The Independent has raised the alarm in its reporting of the state of Britain’s prisons over the past year. Our warning that overcrowding was becoming serious came long before Alex Chalk, the justice secretary, took emergency action a few days ago to release a large number of offenders two months before their sentences were due to end.

We have reported on the problems with recruiting staff, and the pile-up of prisoners held on remand as court backlogs push the system to capacity and beyond. Now we report the shortage of “Tornado squad” riot officers, those trained to deal with violent disorder, who are the last line of defence in a prison estate that is bursting at the seams.

Prisons are rarely a political priority and are always likely to suffer from underfunding. But the combination of the recruitment crisis throughout the public services and the rise in prisoner numbers caused by longer sentences and court delays has turned a chronic problem into an acute one.

Tornado squads were deployed 13 times last year. With the number of trained officers down to 1,600 from 2,300 six years ago, this backstop is being spread worryingly thin. The front stop, meanwhile, the National Tactical Response Group, was deployed 800 times last year – an increase of 40 per cent on the previous 12 months.

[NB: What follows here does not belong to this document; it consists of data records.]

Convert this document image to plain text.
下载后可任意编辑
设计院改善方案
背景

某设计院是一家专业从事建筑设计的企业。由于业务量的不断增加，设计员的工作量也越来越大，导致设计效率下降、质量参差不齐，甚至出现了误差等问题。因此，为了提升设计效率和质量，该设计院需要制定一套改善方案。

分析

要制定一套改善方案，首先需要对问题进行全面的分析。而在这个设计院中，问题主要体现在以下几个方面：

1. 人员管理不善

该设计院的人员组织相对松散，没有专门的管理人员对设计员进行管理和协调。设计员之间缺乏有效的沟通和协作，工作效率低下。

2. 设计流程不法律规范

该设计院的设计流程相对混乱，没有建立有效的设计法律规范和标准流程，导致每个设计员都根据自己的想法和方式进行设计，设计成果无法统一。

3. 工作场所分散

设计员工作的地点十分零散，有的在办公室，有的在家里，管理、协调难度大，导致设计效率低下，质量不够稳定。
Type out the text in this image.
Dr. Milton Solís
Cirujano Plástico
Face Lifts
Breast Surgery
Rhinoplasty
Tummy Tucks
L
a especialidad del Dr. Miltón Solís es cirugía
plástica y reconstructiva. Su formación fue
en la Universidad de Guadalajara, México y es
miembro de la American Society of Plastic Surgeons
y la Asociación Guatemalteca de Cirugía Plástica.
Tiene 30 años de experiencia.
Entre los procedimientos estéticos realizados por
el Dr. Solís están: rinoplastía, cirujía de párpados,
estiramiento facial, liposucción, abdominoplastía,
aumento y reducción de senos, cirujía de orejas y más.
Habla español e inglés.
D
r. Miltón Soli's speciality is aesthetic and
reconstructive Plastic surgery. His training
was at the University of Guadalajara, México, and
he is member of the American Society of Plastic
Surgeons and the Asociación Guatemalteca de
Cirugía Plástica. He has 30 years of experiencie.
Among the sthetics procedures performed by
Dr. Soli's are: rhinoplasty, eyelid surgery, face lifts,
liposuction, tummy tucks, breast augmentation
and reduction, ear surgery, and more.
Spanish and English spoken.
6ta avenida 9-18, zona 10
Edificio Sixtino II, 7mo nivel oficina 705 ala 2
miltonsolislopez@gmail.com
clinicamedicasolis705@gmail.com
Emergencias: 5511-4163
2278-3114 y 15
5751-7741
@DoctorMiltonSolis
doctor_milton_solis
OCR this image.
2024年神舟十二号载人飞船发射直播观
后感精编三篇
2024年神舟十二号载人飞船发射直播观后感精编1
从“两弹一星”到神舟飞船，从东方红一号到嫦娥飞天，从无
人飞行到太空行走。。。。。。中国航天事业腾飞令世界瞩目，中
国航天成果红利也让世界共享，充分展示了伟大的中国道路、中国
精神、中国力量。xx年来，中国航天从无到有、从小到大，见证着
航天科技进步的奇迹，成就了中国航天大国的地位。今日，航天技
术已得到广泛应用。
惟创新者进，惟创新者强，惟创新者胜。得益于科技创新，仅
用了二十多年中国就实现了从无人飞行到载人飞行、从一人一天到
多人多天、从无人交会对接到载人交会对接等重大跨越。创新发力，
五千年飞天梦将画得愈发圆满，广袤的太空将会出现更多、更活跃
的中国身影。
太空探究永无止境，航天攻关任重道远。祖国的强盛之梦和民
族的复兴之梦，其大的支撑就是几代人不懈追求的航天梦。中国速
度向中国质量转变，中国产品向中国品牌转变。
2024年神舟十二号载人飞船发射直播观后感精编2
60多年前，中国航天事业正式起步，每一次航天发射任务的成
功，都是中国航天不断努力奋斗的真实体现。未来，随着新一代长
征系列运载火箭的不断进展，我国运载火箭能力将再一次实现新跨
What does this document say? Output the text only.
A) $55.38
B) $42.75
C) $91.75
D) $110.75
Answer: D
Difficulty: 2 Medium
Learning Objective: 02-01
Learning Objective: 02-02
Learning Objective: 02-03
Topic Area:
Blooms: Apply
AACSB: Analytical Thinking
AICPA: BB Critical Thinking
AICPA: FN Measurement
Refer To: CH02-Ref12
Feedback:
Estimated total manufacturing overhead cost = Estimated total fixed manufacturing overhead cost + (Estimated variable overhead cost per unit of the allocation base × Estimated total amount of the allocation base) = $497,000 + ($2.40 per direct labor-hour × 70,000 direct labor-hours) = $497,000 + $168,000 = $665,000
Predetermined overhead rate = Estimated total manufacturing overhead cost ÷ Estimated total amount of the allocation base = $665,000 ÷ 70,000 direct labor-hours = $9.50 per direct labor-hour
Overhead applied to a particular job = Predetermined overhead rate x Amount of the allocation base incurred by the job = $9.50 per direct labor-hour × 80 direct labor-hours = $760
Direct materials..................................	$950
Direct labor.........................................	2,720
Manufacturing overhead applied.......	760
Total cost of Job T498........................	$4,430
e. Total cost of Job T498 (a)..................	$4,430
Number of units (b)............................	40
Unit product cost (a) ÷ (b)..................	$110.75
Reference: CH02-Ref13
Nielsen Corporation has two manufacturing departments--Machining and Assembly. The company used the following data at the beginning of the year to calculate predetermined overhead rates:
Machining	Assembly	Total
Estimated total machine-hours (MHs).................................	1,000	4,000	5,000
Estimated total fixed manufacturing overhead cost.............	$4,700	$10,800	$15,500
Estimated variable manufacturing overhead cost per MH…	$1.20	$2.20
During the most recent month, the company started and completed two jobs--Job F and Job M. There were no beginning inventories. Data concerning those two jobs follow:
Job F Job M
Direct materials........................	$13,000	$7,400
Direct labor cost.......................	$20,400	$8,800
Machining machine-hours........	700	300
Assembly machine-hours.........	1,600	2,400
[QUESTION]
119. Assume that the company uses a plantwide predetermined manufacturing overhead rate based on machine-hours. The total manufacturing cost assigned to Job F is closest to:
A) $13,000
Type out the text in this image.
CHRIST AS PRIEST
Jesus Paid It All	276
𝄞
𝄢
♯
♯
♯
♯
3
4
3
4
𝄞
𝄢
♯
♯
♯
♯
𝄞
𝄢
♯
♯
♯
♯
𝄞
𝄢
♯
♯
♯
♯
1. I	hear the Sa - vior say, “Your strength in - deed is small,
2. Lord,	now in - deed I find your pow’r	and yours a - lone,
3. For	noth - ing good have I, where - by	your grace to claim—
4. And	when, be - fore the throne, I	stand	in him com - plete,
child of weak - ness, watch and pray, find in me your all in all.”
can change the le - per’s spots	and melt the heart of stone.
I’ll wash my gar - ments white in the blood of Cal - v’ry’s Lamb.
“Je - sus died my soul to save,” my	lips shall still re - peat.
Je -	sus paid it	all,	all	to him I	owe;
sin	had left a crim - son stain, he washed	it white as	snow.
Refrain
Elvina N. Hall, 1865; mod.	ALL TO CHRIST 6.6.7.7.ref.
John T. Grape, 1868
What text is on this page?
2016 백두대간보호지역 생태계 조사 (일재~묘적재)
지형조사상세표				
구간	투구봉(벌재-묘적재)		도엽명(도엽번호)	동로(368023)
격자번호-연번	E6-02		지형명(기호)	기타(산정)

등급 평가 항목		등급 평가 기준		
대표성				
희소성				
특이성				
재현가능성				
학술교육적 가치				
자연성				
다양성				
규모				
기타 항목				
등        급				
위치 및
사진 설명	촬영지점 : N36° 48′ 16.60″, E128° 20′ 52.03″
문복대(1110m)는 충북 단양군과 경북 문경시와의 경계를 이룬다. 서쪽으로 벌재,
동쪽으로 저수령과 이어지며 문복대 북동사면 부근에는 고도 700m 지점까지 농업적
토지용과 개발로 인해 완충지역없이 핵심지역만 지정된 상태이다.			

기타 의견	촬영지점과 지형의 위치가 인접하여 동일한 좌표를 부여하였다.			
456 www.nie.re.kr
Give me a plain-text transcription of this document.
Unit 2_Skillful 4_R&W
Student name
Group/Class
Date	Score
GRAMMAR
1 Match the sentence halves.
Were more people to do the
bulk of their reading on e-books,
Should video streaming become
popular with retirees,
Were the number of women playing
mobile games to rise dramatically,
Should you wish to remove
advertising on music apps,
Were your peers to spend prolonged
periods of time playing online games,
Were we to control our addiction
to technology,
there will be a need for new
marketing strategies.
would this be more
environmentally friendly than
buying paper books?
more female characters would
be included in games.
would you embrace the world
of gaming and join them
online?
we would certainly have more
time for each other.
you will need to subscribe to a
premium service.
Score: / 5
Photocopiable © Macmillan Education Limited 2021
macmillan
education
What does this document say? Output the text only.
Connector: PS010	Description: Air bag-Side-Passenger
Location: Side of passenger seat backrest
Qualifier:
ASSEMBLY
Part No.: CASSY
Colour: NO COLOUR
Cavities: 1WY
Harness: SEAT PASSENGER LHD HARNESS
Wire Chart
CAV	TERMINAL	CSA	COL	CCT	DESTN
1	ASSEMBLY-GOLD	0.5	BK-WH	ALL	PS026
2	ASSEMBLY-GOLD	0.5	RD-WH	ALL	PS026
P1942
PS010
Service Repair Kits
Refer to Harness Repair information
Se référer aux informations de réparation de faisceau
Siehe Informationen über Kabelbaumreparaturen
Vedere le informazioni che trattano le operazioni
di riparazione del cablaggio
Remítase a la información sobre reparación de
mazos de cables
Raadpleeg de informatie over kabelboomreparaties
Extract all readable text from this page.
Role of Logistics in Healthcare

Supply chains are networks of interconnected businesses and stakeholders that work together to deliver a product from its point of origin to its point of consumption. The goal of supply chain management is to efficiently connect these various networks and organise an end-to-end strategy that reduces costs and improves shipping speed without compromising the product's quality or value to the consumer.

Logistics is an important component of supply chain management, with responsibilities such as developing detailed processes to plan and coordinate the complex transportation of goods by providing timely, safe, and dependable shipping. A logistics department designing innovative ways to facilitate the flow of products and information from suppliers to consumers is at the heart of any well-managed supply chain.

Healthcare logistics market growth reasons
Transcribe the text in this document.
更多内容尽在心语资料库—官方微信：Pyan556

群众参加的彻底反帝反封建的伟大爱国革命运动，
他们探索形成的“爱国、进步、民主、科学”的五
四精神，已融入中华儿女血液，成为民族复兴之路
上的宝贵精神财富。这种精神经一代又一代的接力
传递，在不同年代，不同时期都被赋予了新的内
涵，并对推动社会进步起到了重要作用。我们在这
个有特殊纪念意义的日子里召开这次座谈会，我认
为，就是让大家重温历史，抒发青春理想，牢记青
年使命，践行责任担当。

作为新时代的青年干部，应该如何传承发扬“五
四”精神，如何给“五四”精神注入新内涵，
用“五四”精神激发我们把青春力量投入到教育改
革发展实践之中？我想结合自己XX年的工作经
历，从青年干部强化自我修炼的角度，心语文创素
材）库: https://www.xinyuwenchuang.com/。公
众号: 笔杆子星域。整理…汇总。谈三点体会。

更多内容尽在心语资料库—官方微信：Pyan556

Mr Chalk’s decision to order the early release of prisoners is an admission that this government’s criminal justice policy is not working. The Independent disagrees with the knee-jerk policy of longer sentences, but if that is the government’s policy, then the government has to pay for the prison places and the staff to manage them. Claiming to be tough on law and order – as Rishi Sunak does most Wednesdays at Prime Minister’s Questions – while letting criminals out of jail because the money hasn’t been found to keep them there, is the worst of both worlds.

We would like to see the prison population reduced, through the use of non-custodial punishment and rehabilitation, although we do not pretend that this would be cheap either. But it might be more effective in reducing reoffending, and therefore save money in the longer term.

What is worse is that, just as the shortage of riot officers is a specific problem in a wider crisis affecting the prison service, the situation in our prisons is only part of a wider crisis in public services generally. The NHS, social care, special needs provision in schools, the asylum system: everywhere we look, the same problems of staff shortages and underfunding expose the flaws in the British people’s demand for northern European standards in public services paid for by North American levels of taxation.

This government has failed to be honest with people about the consequences of low economic growth over the past decade or more – the low productivity growth, particularly in the public sector; the adverse effects of leaving the European Union; and the lasting effects of coronavirus lockdowns. All these things mean that maintaining decent public services will take a larger share of national income than it otherwise would. Yet the prime minister is hurtling towards a general election having cut taxes, and is hoping to cut them even more in order to buy votes.

It is in the most neglected and least reported public services that the problems caused by unrealistic funding assumptions are most likely to turn critical. It is often said that the test of a country is how it treats its weakest and most marginalised citizens. Usually this is taken to refer to the young, the old and the sick, and it must be said that the care they receive has become patchier in the past few years. But it must also account for how we treat criminals, and in many ways, the state of our prisons is an indicator of the health of the whole of society. That indicator is flashing a warning red.